The survival rate for patients with SLE is improving due to the use of immunosuppressive drugs. Nevertheless, people with Lupus can still die young from heart attacks or infections related to the suppression of the immune system. People with Lupus may look healthy as the effects of this autoimmune disease aren’t always identifiable.
Josephine writes, "Lupus is a lifetime burden and mine started from about the age of five. Childhood onset lupus is usually a more severe illness and has greater disease damage over time. I regularly complained of muscular aches and pains, and arthritic pain in my knees and wrists, which my parents could only explain away as growing pains.”
"Over the following years, other symptoms developed such as swollen joints, hair loss, rashes, fatigue, swollen glands, fluid retention, abdominal and chest pain, shortness of breath, anaemia and pain in most parts of my body. Subsequently, I underwent many blood tests, which revealed my DNA marker was evaluated at 115 (normal range 0-7) and a kidney biopsy, which indicated that I was Class III/IV Lupus Nephritis (loss of kidney function risk).”
"By the age of nine, my diagnosis was confirmed as Systemic Lupus Erythematosus. The first drug to be prescribed was a steroid, which unfortunately on high doses comes with many side effects, especially for young children."
The disease was still not under control by the time Josephine was 11, so the next step was chemo therapy, given intravenously monthly for six months. She says, "This had a positive impact, but SLE got the upper hand once again. At age 13, I underwent another kidney biopsy, so my Lupus flare up was only getting worse. I am now slowly getting better over the past couple of years, and fortunately taking less medications.
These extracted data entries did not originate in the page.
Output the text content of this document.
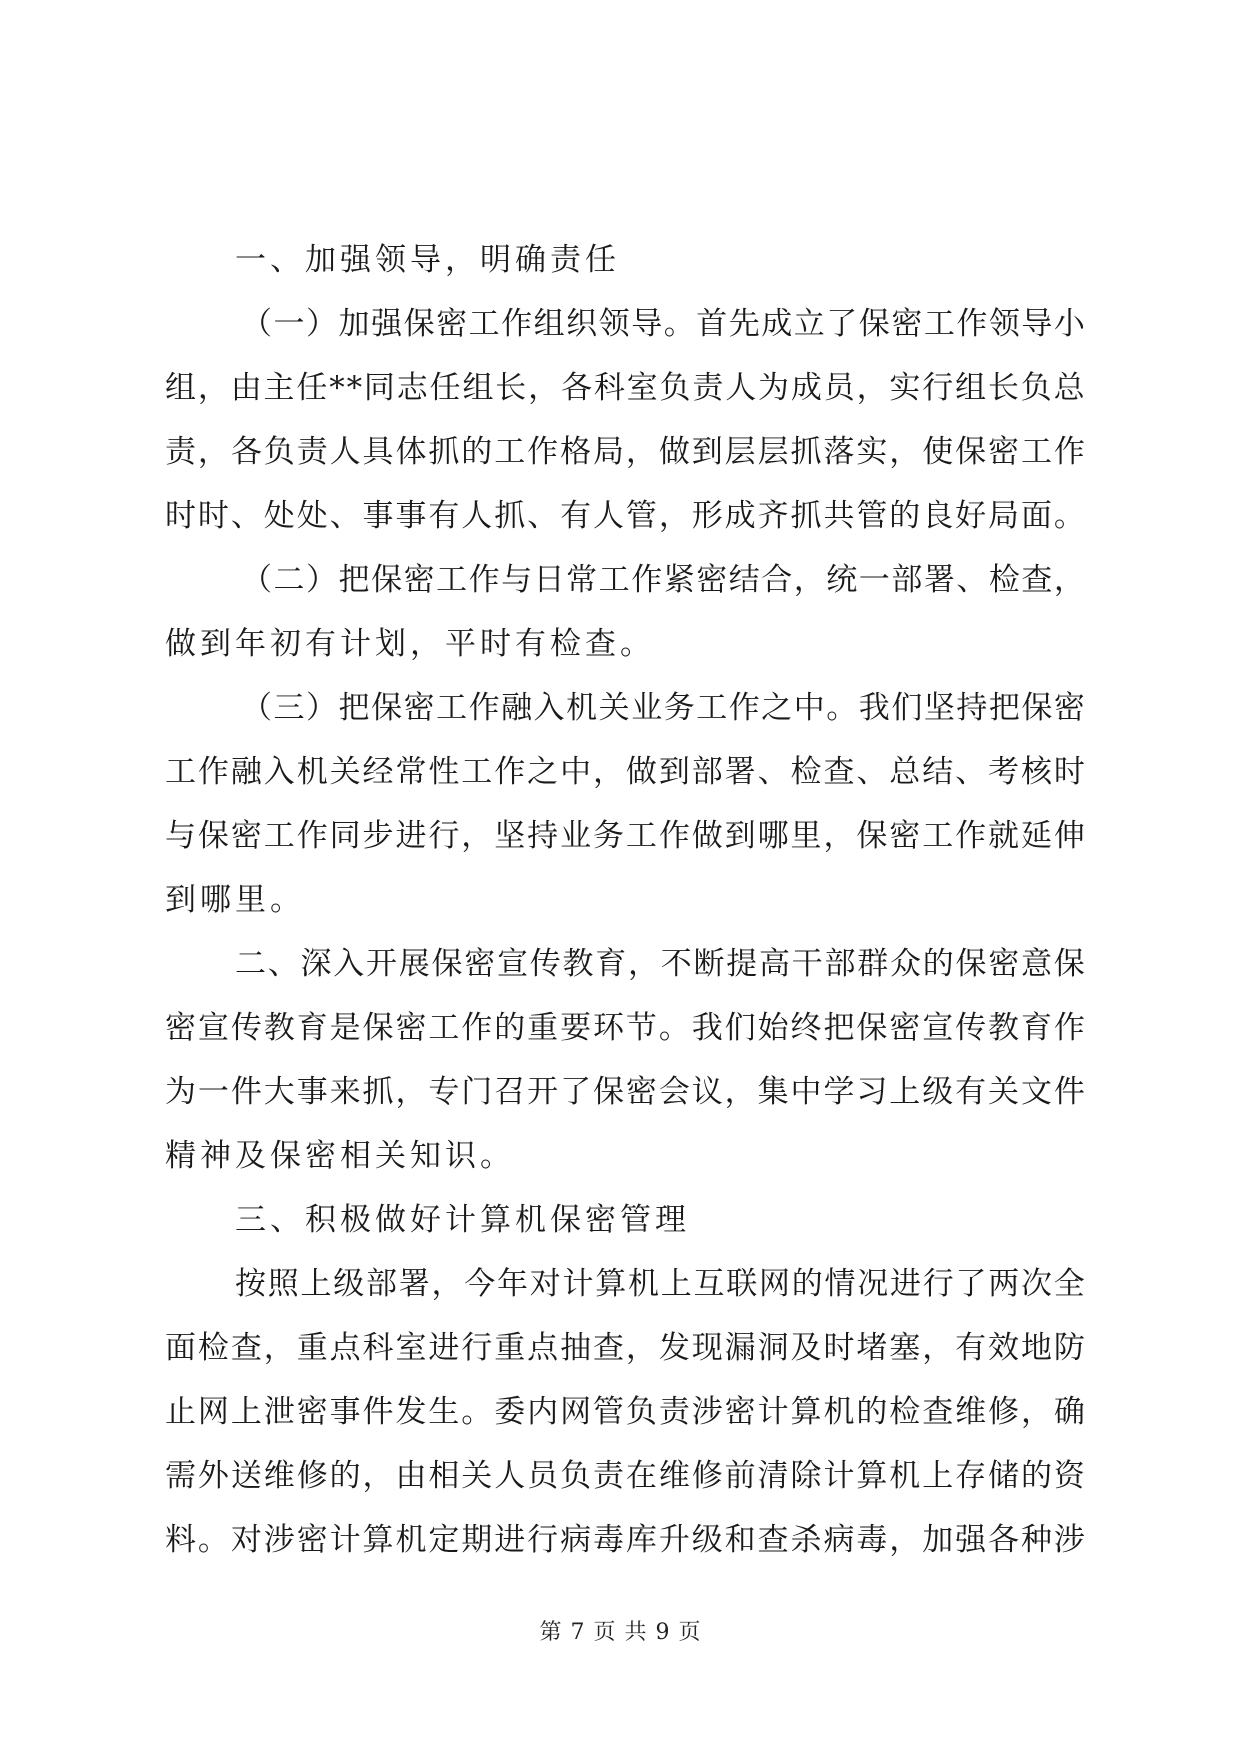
一、加强领导，明确责任
（ 一 ） 加 强 保 密 工 作 组 织 领 导 。 首 先 成 立 了 保 密 工 作 领 导 小
组 ， 由 主 任 * * 同 志 任 组 长 ， 各 科 室 负 责 人 为 成 员 ， 实 行 组 长 负 总
责 ， 各 负 责 人 具 体 抓 的 工 作 格 局 ， 做 到 层 层 抓 落 实 ， 使 保 密 工 作
时 时 、 处 处 、 事 事 有 人 抓 、 有 人 管 ， 形 成 齐 抓 共 管 的 良 好 局 面 。
（ 二 ） 把 保 密 工 作 与 日 常 工 作 紧 密 结 合 ， 统 一 部 署 、 检 查 ，
做到年初有计划，平时有检查。
（ 三 ） 把 保 密 工 作 融 入 机 关 业 务 工 作 之 中 。 我 们 坚 持 把 保 密
工 作 融 入 机 关 经 常 性 工 作 之 中 ， 做 到 部 署 、 检 查 、 总 结 、 考 核 时
与 保 密 工 作 同 步 进 行 ， 坚 持 业 务 工 作 做 到 哪 里 ， 保 密 工 作 就 延 伸
到哪里。
二 、 深 入 开 展 保 密 宣 传 教 育 ， 不 断 提 高 干 部 群 众 的 保 密 意 保
密 宣 传 教 育 是 保 密 工 作 的 重 要 环 节 。 我 们 始 终 把 保 密 宣 传 教 育 作
为 一 件 大 事 来 抓 ， 专 门 召 开 了 保 密 会 议 ， 集 中 学 习 上 级 有 关 文 件
精神及保密相关知识。
三、积极做好计算机保密管理
按 照 上 级 部 署 ， 今 年 对 计 算 机 上 互 联 网 的 情 况 进 行 了 两 次 全
面 检 查 ， 重 点 科 室 进 行 重 点 抽 查 ， 发 现 漏 洞 及 时 堵 塞 ， 有 效 地 防
止 网 上 泄 密 事 件 发 生 。 委 内 网 管 负 责 涉 密 计 算 机 的 检 查 维 修 ， 确
需 外 送 维 修 的 ， 由 相 关 人 员 负 责 在 维 修 前 清 除 计 算 机 上 存 储 的 资
料 。 对 涉 密 计 算 机 定 期 进 行 病 毒 库 升 级 和 查 杀 病 毒 ， 加 强 各 种 涉
第 7 页 共 9 页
I have had experiences that have healed and taught me many ways to make my life easier and have found what has helped my specific Lupus."
"My life wasn’t like the average child, and I hope that my fundraiser will help people who are in similar situations with this horrible illness and other immune disorders."
The money Josephine received from fundraising on GoFundMe went directly to AIFA research projects.
She also gave her hair to the Australia Alopecia Areata Foundation, which makes wigs for children with an autoimmune disease called Alopecia Areata.
We think your story is inspirational Josephine!